Hay una canción que no puedo evitar escuchar sin llorar. Es una de las tantísimas que mi padre ponía en el coche cuando viajábamos con él de pequeñas. Siempre tuvo un variado y acusado gusto musical. Así que desde muy niñas (mi hermana y yo) ya conocíamos a Chavela Vargas, Luis Eduardo Aute, Los Brincos o Raphael. Pero también escuchábamos canciones de Elvis, The Beatles e incluso los Creedence Clearwater Revival; mientras que la mayoría de nuestros amigos se interesaban por géneros más infantiles.

La música, en cualquier idioma, fue una de sus pasiones y no necesitaba entenderla para emocionarse e, incluso, reproducir la canción a su manera. Tanto es así que su mayor legado ha sido una gran colección de discos de vinilo de todos los estilos e intérpretes y un repertorio aún mayor de cintas de cassette a modo de recopilatorios de grandes éxitos grabadas por él mismo que ha heredado mi sobrino Raúl, junto a un reproductor. Siendo muy pequeño ya llamó su atención, pero algún día, con la edad, descubrirá que recibió de su abuelo un tesoro.
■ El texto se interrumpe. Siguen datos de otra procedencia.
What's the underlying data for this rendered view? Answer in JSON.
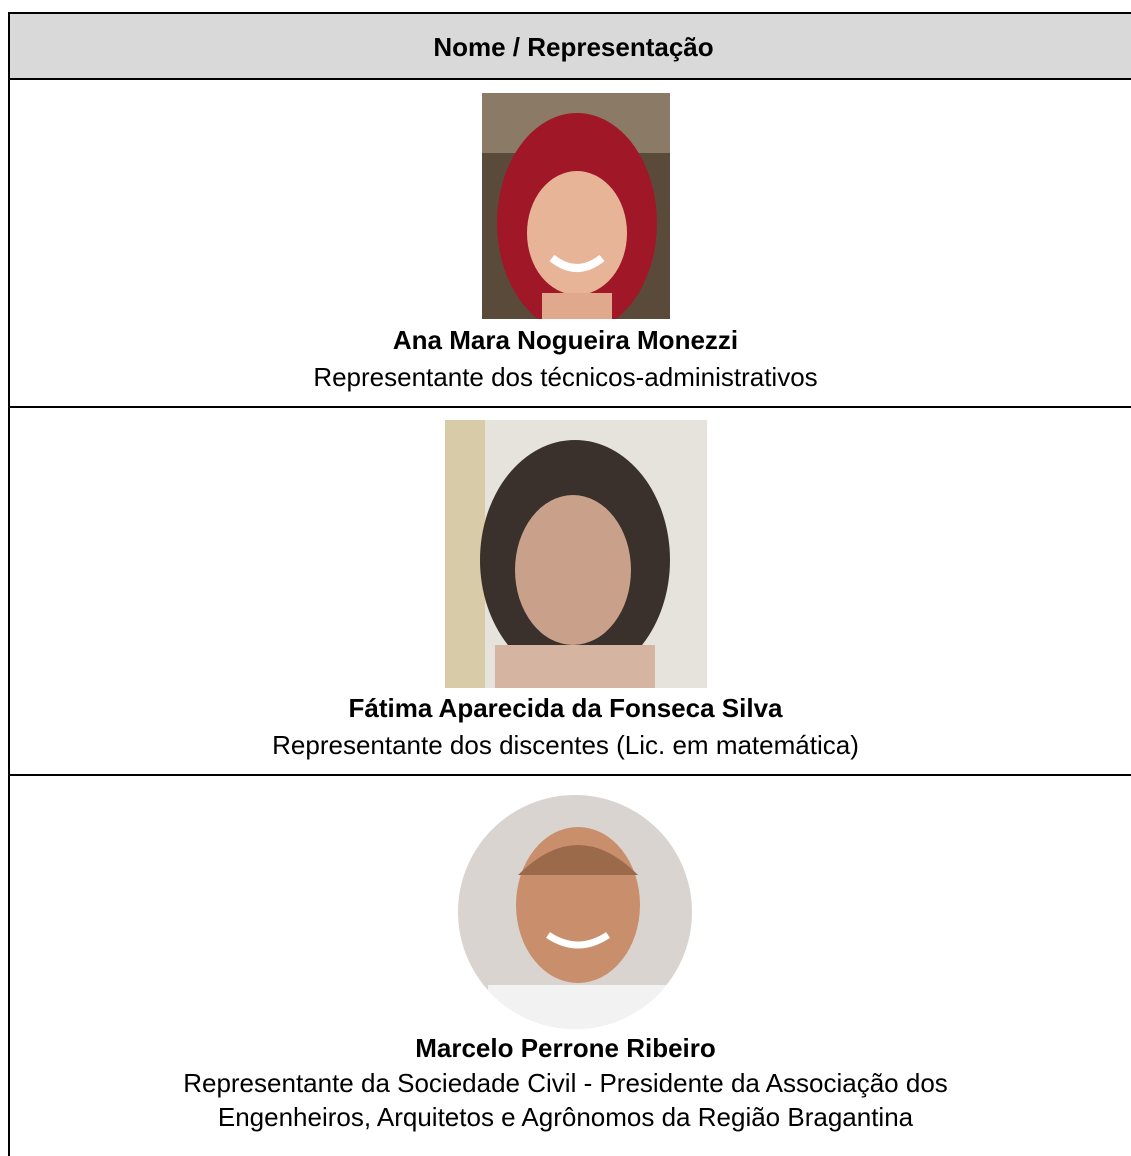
{
  "header": {
    "title": "Nome / Representação"
  },
  "rows": [
    {
      "name": "Ana Mara Nogueira Monezzi",
      "role_lines": [
        "Representante dos técnicos-administrativos"
      ]
    },
    {
      "name": "Fátima Aparecida da Fonseca Silva",
      "role_lines": [
        "Representante dos discentes (Lic. em matemática)"
      ]
    },
    {
      "name": "Marcelo Perrone Ribeiro",
      "role_lines": [
        "Representante da Sociedade Civil - Presidente da Associação dos",
        "Engenheiros, Arquitetos e Agrônomos da Região Bragantina"
      ]
    }
  ]
}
Hace cuatro o cinco años volví a escucharla, después de mucho tiempo. Andábamos (en familia) por un paseo en una playa de Alicante y a lo lejos un músico interpretaba viejas canciones con una guitarra. Raúl, que desde niño siempre se fascinó con la música, se acercó al solista y cuando los demás le seguimos empezamos a oír los primeros acordes.

No fui la única en sorprenderme y emocionarme. Siempre me pareció una melodía tristísima, incluso antes de alcanzar a comprender el dolor que expresaba. Cuando tuve edad de preguntarme por la historia que contaba no dudé en ‘investigar’ para discernir qué significaba aquella melancólica zambra que mi padre escuchaba y tarareaba una y otra vez.

La canción, compuesta por el pianista Ariel Ramírez y el escritor Félix Luna y popularizada por Mercedes Sosa, aunque fue interpretada por innumerables artistas, es un homenaje a la poetisa argentina Alfonsina Storni que se suicidó en 1938 en Mar de Plata saltando al agua desde una escollera. Aunque la ‘copla’ relata una versión un tanto más romántica de su fin en el que la escritora se adentra lentamente en las aguas desde una «blanca arena que lame el mar» para «recostarse arrullada en el canto de las caracolas marinas».

Siempre me pregunté por aquella «angustia que la acompañó» y que precipitó la vida de la poetisa feminista por «caminos de algas y de coral». Es tal el impacto que me causó, desde niña, la detallada recreación de su abandono en el mar que no puedo evitar, una y otra vez, cuando estoy frente a él recordar la escena.

Hace unos días volvía al mar. Era la primera vez que llevábamos al ‘Pequeño ratón’ y nos preguntábamos cuál sería su reacción ante el agua salada y fría, y las olas. Desde luego su historia no fue ni mucho menos tan trágica como en Alfonsina y el mar’. Quedó embelesado por su movimiento, incluso después de que una ola le cubriese por completo mientras jugaba con su papá. Y yo me alegré de estar ahí para podérselo enseñar y de que él algún día también recuerde las cosas que hizo con sus papás, como hay cosas que de los míos jamás podré olvidar.